Office: Center for Innovation and Creativity room 182G
Office hours: Currently by appointment
Dr. Hirshfield’s research explores the use of non-invasive brain measurement to passively classify users’ social, cognitive, and affective states in order to enhance usability testing and adaptive system design. She works primarily with functional near-infrared spectroscopy (fNIRS), a relatively new non-invasive brain imaging device that is safe, portable, robust to noise, which can be implemented wirelessly; making it ideal for research in human-computer interaction. The high density fNIRS equipment in Hirshfield’s lab provides rich spatio-temporal data that is well suited as input into deep neural networks and other advanced machine learning algorithms. A primary tenet of Hirshfield’s machine learning research involves building and labeling large cross-participant, cross-task fNIRS training datasets in order to build robust and generalizable models that can avoid overfitting and succeed in ecologically valid environments outside the lab.
She oversees research efforts that focus on measuring and predicting cognitive load, emotional state, trust, suspicion, and situational awareness using the lab’s sensors. These objective measurements of human’s social, cognitive and emotional states can be applied to a number of research problems in the human performance, human-computer interaction, and communications domains. Hirshfield also applies these measurements to the human-machine teaming domain, where autonomous systems can adapt to human team members based on their mental states in order to improve overall team performance.

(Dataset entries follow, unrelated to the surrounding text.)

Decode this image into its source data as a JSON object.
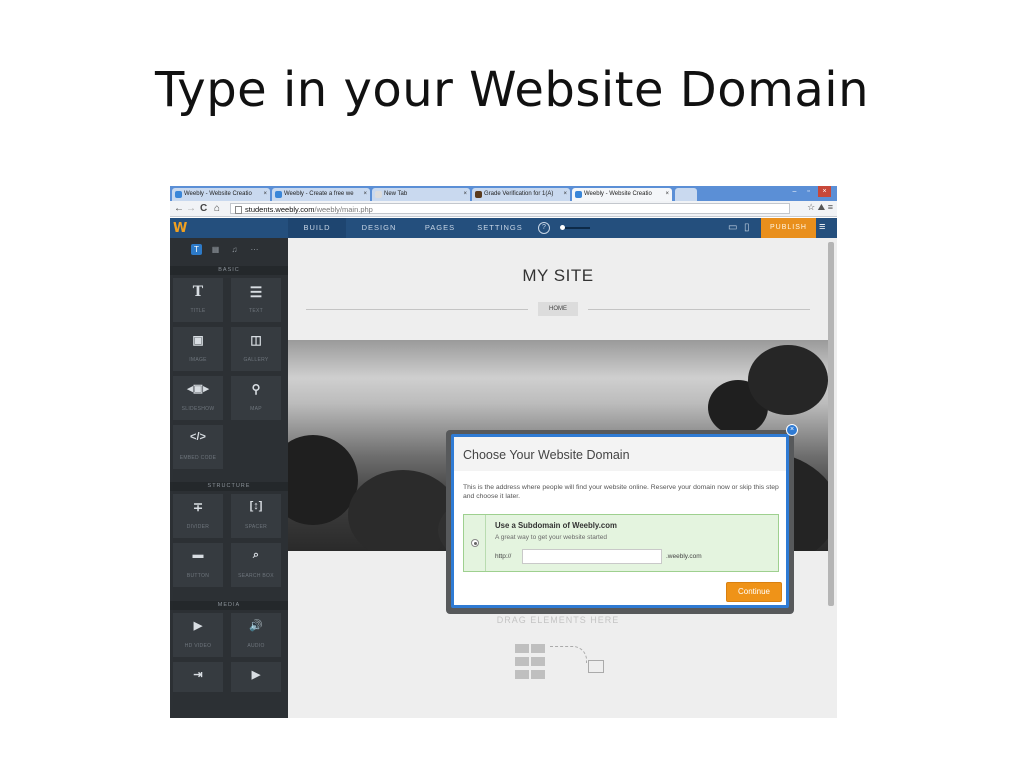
{
  "slide_title": "Type in your Website Domain",
  "browser": {
    "tabs": [
      {
        "title": "Weebly - Website Creatio",
        "active": false
      },
      {
        "title": "Weebly - Create a free we",
        "active": false
      },
      {
        "title": "New Tab",
        "active": false
      },
      {
        "title": "Grade Verification for 1(A)",
        "active": false
      },
      {
        "title": "Weebly - Website Creatio",
        "active": true
      }
    ],
    "url_host": "students.weebly.com",
    "url_path": "/weebly/main.php"
  },
  "weebly_toolbar": {
    "logo": "W",
    "tabs": [
      "BUILD",
      "DESIGN",
      "PAGES",
      "SETTINGS"
    ],
    "help": "?",
    "publish": "PUBLISH"
  },
  "sidebar": {
    "sections": {
      "basic": "BASIC",
      "structure": "STRUCTURE",
      "media": "MEDIA"
    },
    "basic": [
      {
        "label": "TITLE",
        "icon": "title-icon"
      },
      {
        "label": "TEXT",
        "icon": "text-icon"
      },
      {
        "label": "IMAGE",
        "icon": "image-icon"
      },
      {
        "label": "GALLERY",
        "icon": "gallery-icon"
      },
      {
        "label": "SLIDESHOW",
        "icon": "slideshow-icon"
      },
      {
        "label": "MAP",
        "icon": "map-icon"
      },
      {
        "label": "EMBED CODE",
        "icon": "embed-code-icon"
      }
    ],
    "structure": [
      {
        "label": "DIVIDER",
        "icon": "divider-icon"
      },
      {
        "label": "SPACER",
        "icon": "spacer-icon"
      },
      {
        "label": "BUTTON",
        "icon": "button-icon"
      },
      {
        "label": "SEARCH BOX",
        "icon": "search-box-icon"
      }
    ],
    "media": [
      {
        "label": "HD VIDEO",
        "icon": "hd-video-icon"
      },
      {
        "label": "AUDIO",
        "icon": "audio-icon"
      },
      {
        "label": "",
        "icon": "document-icon"
      },
      {
        "label": "",
        "icon": "youtube-icon"
      }
    ]
  },
  "site": {
    "title": "MY SITE",
    "nav_home": "HOME",
    "drag_text": "DRAG ELEMENTS HERE"
  },
  "modal": {
    "title": "Choose Your Website Domain",
    "description": "This is the address where people will find your website online. Reserve your domain now or skip this step and choose it later.",
    "option_title": "Use a Subdomain of Weebly.com",
    "option_subtitle": "A great way to get your website started",
    "prefix": "http://",
    "input_value": "",
    "suffix": ".weebly.com",
    "continue_label": "Continue"
  },
  "colors": {
    "weebly_blue": "#244f7d",
    "publish_orange": "#e98f1c",
    "modal_border": "#2f7bd4",
    "option_green": "#e4f4df",
    "continue_orange": "#ef9318"
  }
}
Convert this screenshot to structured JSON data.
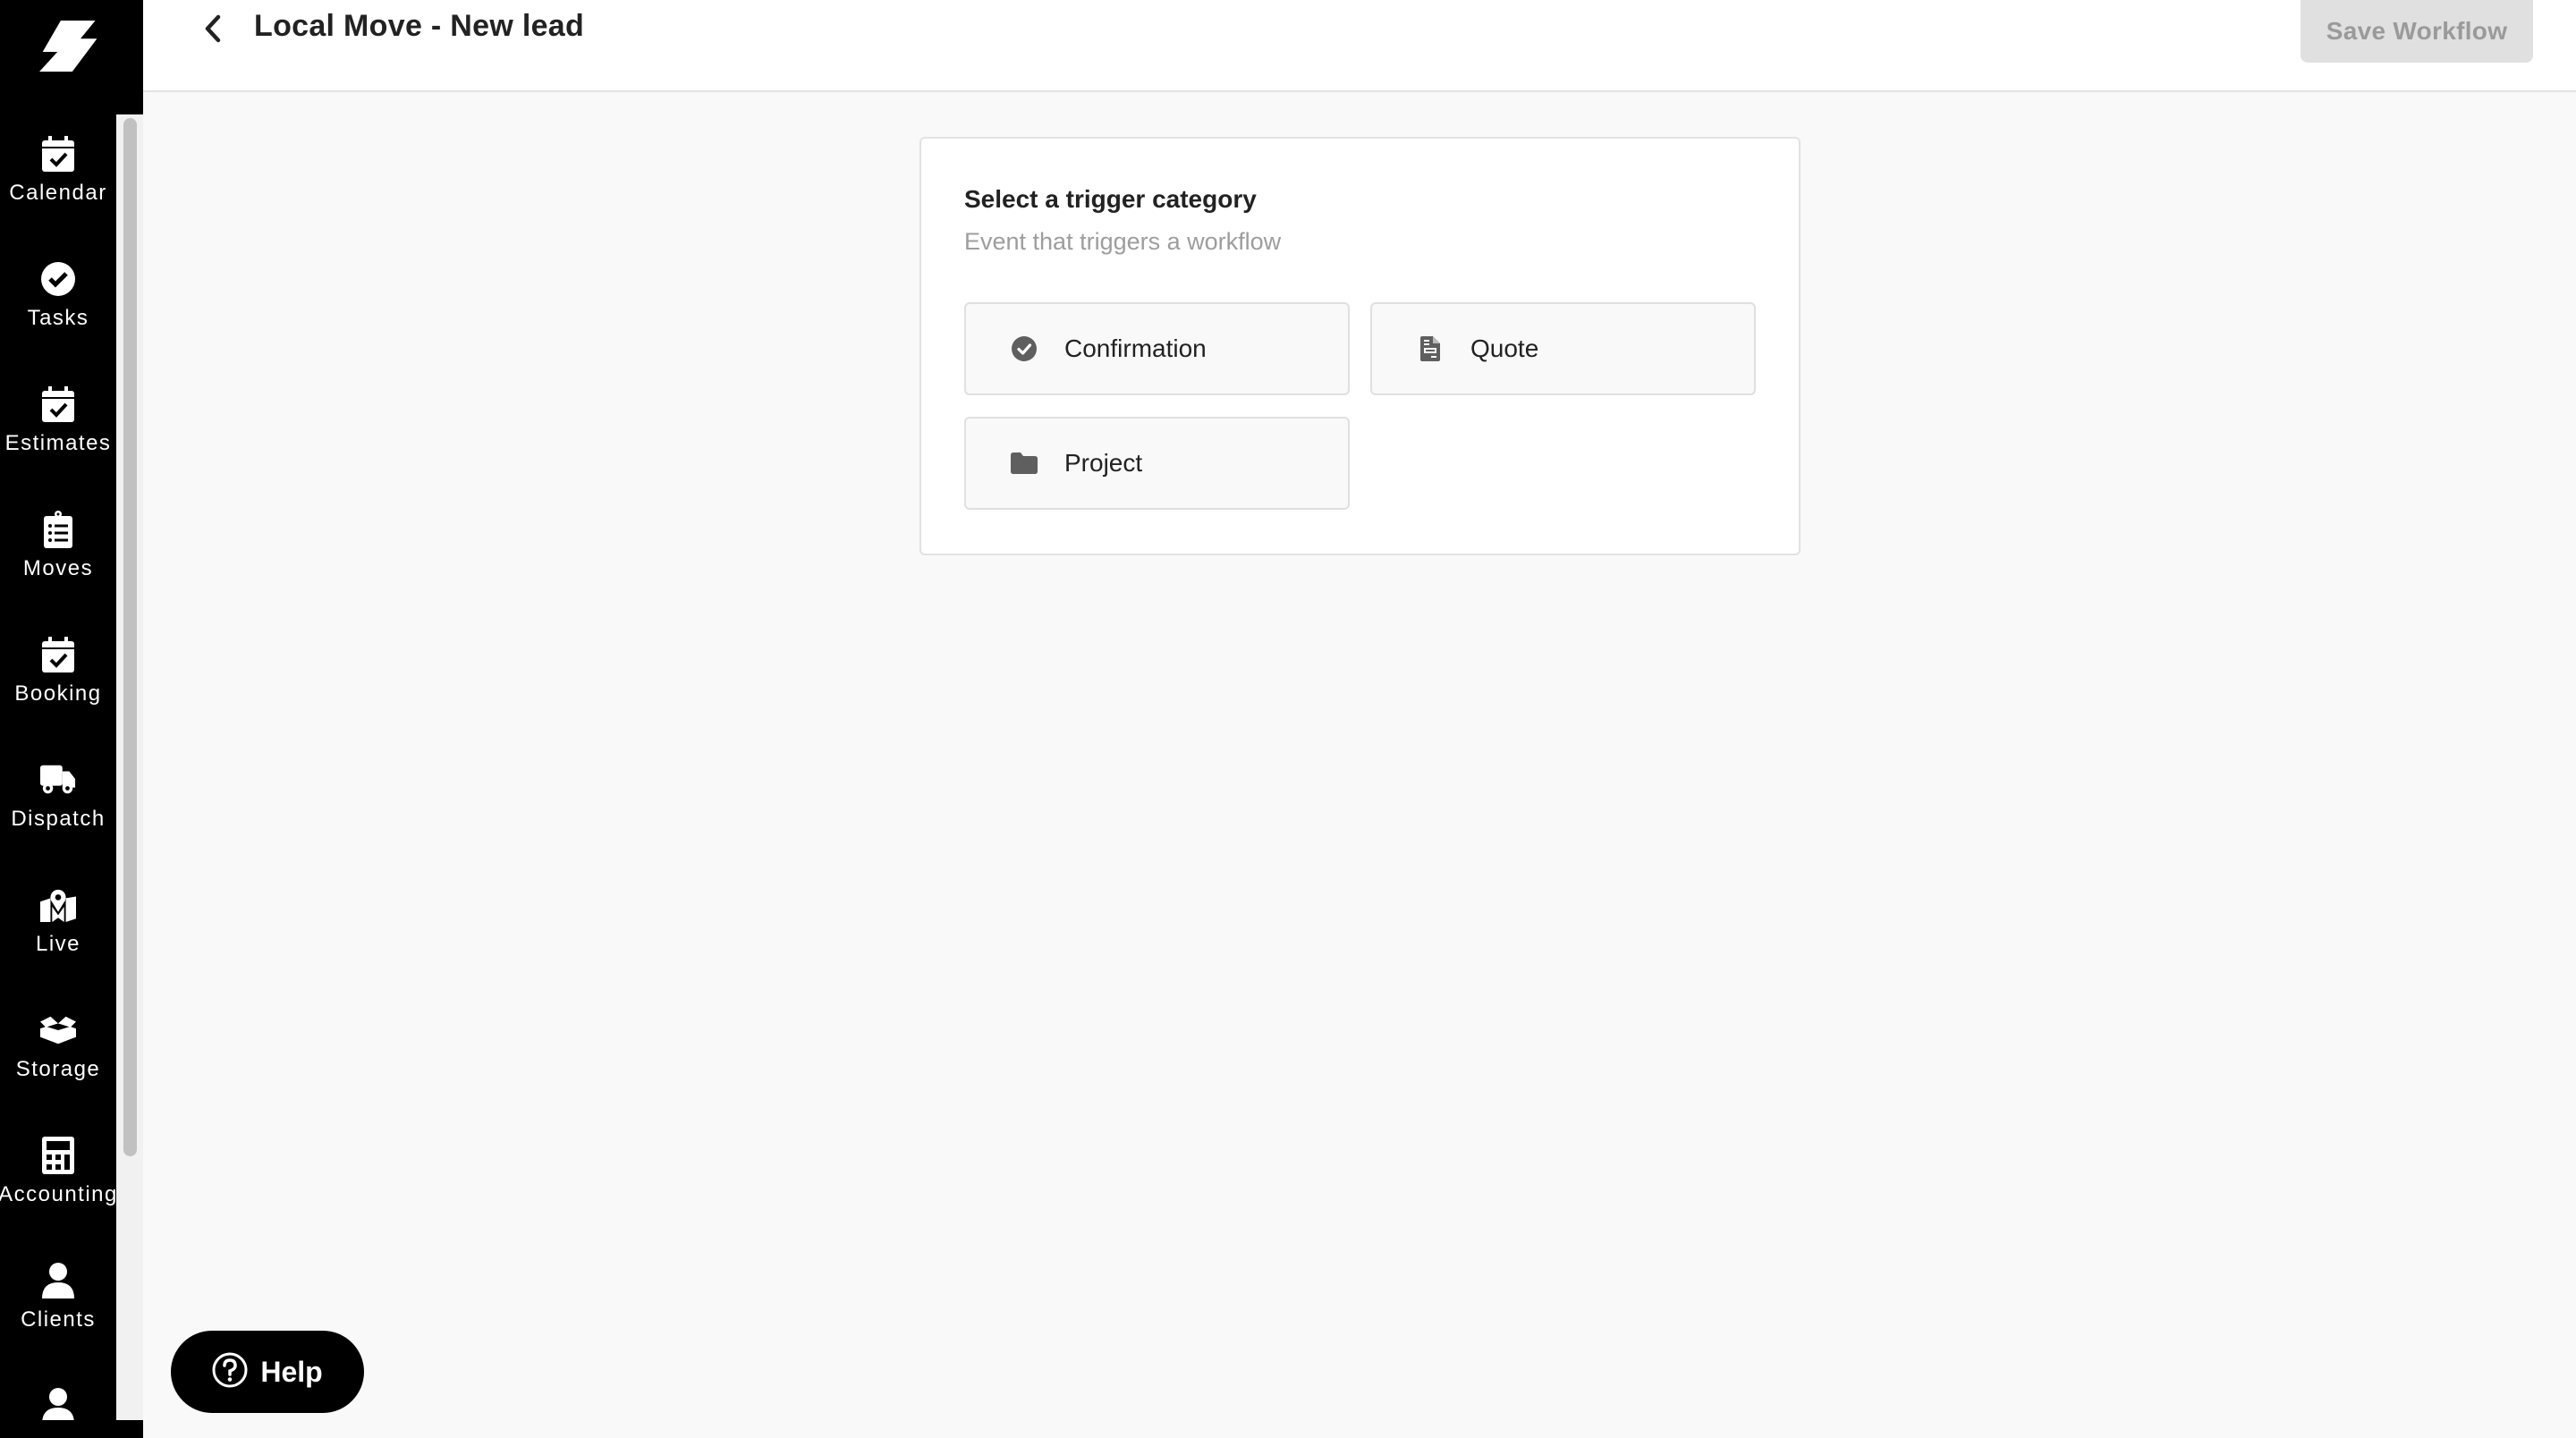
{
  "header": {
    "title": "Local Move - New lead",
    "back_icon": "chevron-left-icon",
    "save_label": "Save Workflow"
  },
  "sidebar": {
    "logo": "lightning-logo",
    "items": [
      {
        "label": "Calendar",
        "icon": "calendar-check-icon"
      },
      {
        "label": "Tasks",
        "icon": "check-circle-icon"
      },
      {
        "label": "Estimates",
        "icon": "calendar-check-icon"
      },
      {
        "label": "Moves",
        "icon": "clipboard-list-icon"
      },
      {
        "label": "Booking",
        "icon": "calendar-check-icon"
      },
      {
        "label": "Dispatch",
        "icon": "truck-icon"
      },
      {
        "label": "Live",
        "icon": "map-pin-icon"
      },
      {
        "label": "Storage",
        "icon": "box-open-icon"
      },
      {
        "label": "Accounting",
        "icon": "calculator-icon"
      },
      {
        "label": "Clients",
        "icon": "user-icon"
      },
      {
        "label": "",
        "icon": "user-icon"
      }
    ]
  },
  "card": {
    "title": "Select a trigger category",
    "subtitle": "Event that triggers a workflow",
    "options": [
      {
        "label": "Confirmation",
        "icon": "check-circle-icon"
      },
      {
        "label": "Quote",
        "icon": "document-icon"
      },
      {
        "label": "Project",
        "icon": "folder-icon"
      }
    ]
  },
  "help": {
    "label": "Help",
    "icon": "question-circle-icon"
  },
  "colors": {
    "sidebar_bg": "#000000",
    "page_bg": "#f9f9f9",
    "save_disabled_bg": "#e0e0e0",
    "save_disabled_text": "#9a9a9a",
    "option_icon": "#5f5f5f"
  }
}
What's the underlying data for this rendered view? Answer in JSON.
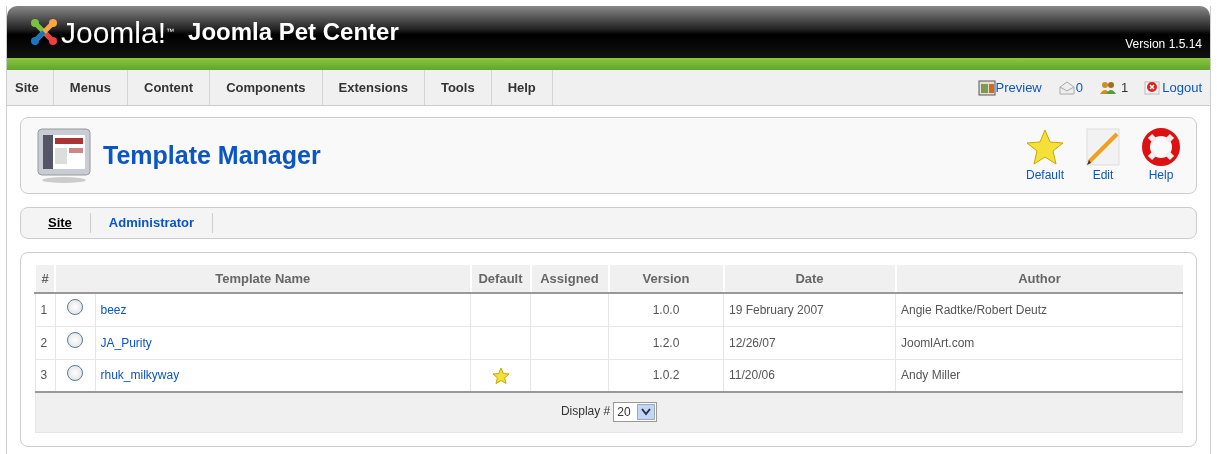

Hirshfield’s lab contains a 52-channel Hitachi ETG4000, an 8-channel ISS Oxyplex, a 4 channel wireless PLUX fNIRS, and a custom made camera-based (remote) fNIRS device. While much of her research focuses on fNIRS, Dr. Hirshfield also works extensively with EEG, galvanic skin response and heartrate sensors in her lab. She received her Ph.D.in Computer Science from Tufts University in 2009 having completed her undergraduate and M.S. degrees in Computer Science at Hamilton College and the Colorado School of Mines, respectively.